When Chani and I were young newlyweds I was attending one such wedding of one of her friends. I knew no one so I joined the circle once and then stood on the side watching the lively and jubilant dancing. It struck me then as to just how beautiful and special our weddings are. That night I was an outsider looking in, and it was truly a beautiful sight. The beauty and transcendence of the chuppah, the simcha that resonates on people’s faces, the excitement that fills the hall, and the energetic dancing are something special that we don’t always appreciate.
I particularly enjoy reading Parshas Balak each year. The wicked Bila’am sought to curse the Jews, but when he peered at their camp as an outsider looking in he unwittingly could not contain his admiration, and beautiful blessings burst forth from his lips.
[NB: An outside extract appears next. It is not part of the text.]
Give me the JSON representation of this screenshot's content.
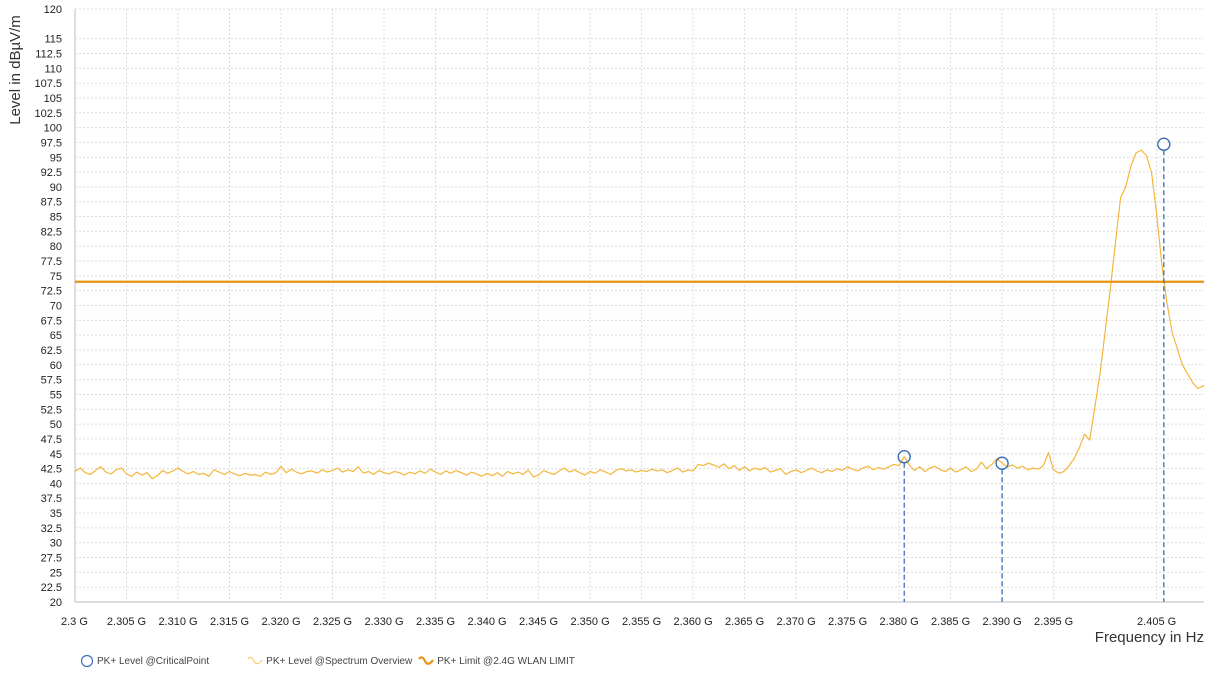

This year on Shavuos, one of the members of our shul related to me that after learning through the entire night he was making his way to the mikveh before davening (as encouraged by the Arizal). The first breaks of morning were visible upon the horizon and he saw the Jewish houses lit up, some with candles still burning in the window, white table cloths adorning the tables. In contrast, all the other homes were completely dark. In the distance he saw some shuls where people were still hunched over their seforim enagaged in Torah study. He told me that it was a rare perspective which filled him with a genuine sense of pride that he was part of such a regal group.
There are many complicated challenges and issues that our community faces. But periodically we should step back and view ourselves like an outsider looking in. We would see the beauty of Shabbos, the selfless chesed that traverses all boundaries, the dedication we have to serving Hashem despite tremendous financial burdens.
When we view ourselves through that prism we won’t be able to hold ourselves back from feeling a sense of pride that we are part of such an elite group.